- Born: 1884 Sokolovac, Austro-Hungarian monarchy, (now Croatia)
- Died: 27 June 1948 (aged 64) Montreux, Switzerland
- Education: University of Zagreb
- Occupation: Doctor of law
- Relatives: Hermann Licht (brother)

= Aleksandar Licht =

Croatian Zionist leader (1884–1948)

Dr. Aleksandar Licht (1884−1948) was a Croatian Zionist leader and founder of the Zionist movement in Croatia.

Licht was born in village Sokolovac, near Koprivnica to a Croatian Jewish family. As a child he moved with his family to Zagreb. Licht was educated in Zagreb where he finished elementary and high school. He graduated as a lawyer at the Faculty of Law, University of Zagreb. In 1909 he was promoted to a Doctor of law at the University of Zagreb. In 1913 he opened a law firm in Zagreb, but in 1914 he was drafted to the Austro-Hungarian Army. Upon completing military service, Licht returned to Zagreb where he practiced law at his firm.

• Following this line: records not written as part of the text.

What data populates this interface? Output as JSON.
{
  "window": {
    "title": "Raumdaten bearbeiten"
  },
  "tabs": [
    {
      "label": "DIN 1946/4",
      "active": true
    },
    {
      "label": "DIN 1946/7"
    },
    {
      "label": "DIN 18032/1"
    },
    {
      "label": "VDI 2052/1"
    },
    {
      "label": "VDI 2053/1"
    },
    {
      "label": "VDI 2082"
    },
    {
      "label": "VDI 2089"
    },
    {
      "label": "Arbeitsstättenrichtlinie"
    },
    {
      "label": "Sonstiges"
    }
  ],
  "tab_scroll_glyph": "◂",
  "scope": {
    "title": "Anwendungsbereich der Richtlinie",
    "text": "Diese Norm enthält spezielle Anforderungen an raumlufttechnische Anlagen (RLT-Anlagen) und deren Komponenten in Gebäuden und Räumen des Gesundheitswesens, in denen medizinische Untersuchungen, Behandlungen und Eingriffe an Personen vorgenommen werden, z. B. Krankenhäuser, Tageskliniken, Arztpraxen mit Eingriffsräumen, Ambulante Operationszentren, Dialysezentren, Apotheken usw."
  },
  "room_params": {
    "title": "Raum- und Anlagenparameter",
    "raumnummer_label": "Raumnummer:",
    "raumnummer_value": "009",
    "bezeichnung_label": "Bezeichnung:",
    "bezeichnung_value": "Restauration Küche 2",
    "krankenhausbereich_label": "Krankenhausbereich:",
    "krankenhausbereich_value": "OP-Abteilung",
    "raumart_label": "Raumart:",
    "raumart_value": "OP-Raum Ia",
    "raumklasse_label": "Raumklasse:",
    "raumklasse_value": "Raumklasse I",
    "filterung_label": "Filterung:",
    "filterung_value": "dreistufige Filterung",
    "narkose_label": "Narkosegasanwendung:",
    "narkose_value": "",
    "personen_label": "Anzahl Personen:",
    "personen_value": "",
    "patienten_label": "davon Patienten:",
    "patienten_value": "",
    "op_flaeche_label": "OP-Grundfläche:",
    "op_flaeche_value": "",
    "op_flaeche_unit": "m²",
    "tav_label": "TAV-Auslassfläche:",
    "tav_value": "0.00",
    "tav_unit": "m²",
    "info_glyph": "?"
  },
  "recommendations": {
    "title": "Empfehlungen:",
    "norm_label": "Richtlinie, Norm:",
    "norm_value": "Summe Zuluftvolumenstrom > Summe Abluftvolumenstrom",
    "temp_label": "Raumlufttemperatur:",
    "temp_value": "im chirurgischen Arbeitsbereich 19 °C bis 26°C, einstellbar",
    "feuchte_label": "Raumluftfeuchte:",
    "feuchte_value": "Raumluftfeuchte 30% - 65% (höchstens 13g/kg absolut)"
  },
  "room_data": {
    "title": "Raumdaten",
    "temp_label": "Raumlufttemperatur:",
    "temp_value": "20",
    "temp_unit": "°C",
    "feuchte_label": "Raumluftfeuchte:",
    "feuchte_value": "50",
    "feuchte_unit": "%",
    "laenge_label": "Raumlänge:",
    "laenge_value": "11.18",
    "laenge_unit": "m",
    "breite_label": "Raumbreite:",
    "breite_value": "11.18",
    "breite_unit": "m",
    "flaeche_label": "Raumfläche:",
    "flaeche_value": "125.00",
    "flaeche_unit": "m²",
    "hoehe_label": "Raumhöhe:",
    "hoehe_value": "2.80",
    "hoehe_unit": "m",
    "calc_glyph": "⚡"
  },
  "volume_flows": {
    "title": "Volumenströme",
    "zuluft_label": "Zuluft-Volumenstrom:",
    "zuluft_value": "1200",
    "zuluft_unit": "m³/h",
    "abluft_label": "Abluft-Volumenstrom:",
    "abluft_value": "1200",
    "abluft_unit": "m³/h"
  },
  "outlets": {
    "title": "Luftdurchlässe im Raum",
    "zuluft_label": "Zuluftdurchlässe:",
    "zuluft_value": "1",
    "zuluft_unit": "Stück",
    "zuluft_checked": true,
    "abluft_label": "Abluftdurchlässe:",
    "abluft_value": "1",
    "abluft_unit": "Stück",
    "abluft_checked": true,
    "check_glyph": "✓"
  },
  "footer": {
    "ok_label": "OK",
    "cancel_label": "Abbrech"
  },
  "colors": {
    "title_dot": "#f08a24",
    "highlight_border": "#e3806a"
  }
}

He was the founder and spiritual leader of Zionism in Croatia. As a young man he was elected chairman of the Jewish youth circle "Literarni Sastanci" (Literary Meetings), which soon became a Zionist society. He was also the editor of "Židovska smotra" (The Jewish review). In Vienna he was the chairman of "Bar Giora", a group of Zionist students from Yugoslavia. After its foundation, in 1909, he was the elected secretary of the "Zionist federation of South Slavic countries". In 1919 he was one of the leading Zionists, with Šime Spitzer, who founded the "Union of the Jewish confessional municipalities in the Kingdom of SHS" (Savez jevrejskih vjeroispovjednih općina u Kraljevini SHS) in Zagreb. In 1919 Licht also helped to found the "Zionist federation of Yugoslavia" (SCJ - Savez cionista Jugoslavije) in Zagreb, where Licht first served as a secretary and later as an elected president. He also befriended Croatian politician Frano Supilo. Under Licht leadership Zagreb was the strongest Zionist center in the newly founded Kingdom of Yugoslavia. He was also the only Zionist from Yugoslavia who was a member of the action committee of the World Zionist Congress. Lich was the founder of the so-called "Zagreb school" of Zionism which represented uncompromised and radical Zionism. Under his leadership Croatian Zionists, through the years, raised over 50-60% of total funds collected in the Kingdom of Yugoslavia for the Jewish National Fund. Although he was not a wealthy person, Licht was a great philanthropist who often aided various Zagreb, students, sport and charitable societies. Licht was among the financiers who funded the "Society for building a monument of Tomislav of Croatia". Licht believed that the major hate toward the Jews in Croatia was spread by the Serbian press in Croatia, and that some Serbs have antisemitism in a depth of their soul. During the 1930s riots in the Mandatory Palestine, Licht always advocated peaceful solution over armed conflict.

Licht openly criticized the rising wave of antisemitism in Nazi Germany and Soviet Union during the 1930s. During World War II Licht was arrested by Gestapo with the other notable Zagreb Jews like; Hinko Gotlieb, Lavoslav Šik, Slavko Mayer, Robert Deutsch-Maceljski (of a notable Deutsch-Maceljski family), Branko Alexander (of a notable Alexander family) and others. All of them were taken to Graz, Austria where they were questioned about the Croatian Jewish community. They all were soon released except Mayer who was never seen again. Upon his return to Zagreb, Licht managed to get his identity document back and soon escaped to Slovenia. From Slovenia Licht immigrated to Switzerland through Italy in Autumn, 1943. In Switzerland, at first, he was placed in a refugee camp. With help from the Croatian sculptor Ivan Meštrović, Licht soon found a permanent residence. While in Switzerland Licht actively collected financial aid for the Zagreb Jewish community which was then transmitted to Zagreb by various channels. Licht died in Montreux, Switzerland on 27 June 1948 as one of the rare Croatian Jews who managed to survive the Holocaust. His body was moved from Switzerland to Land of Israel where he was buried in 1955.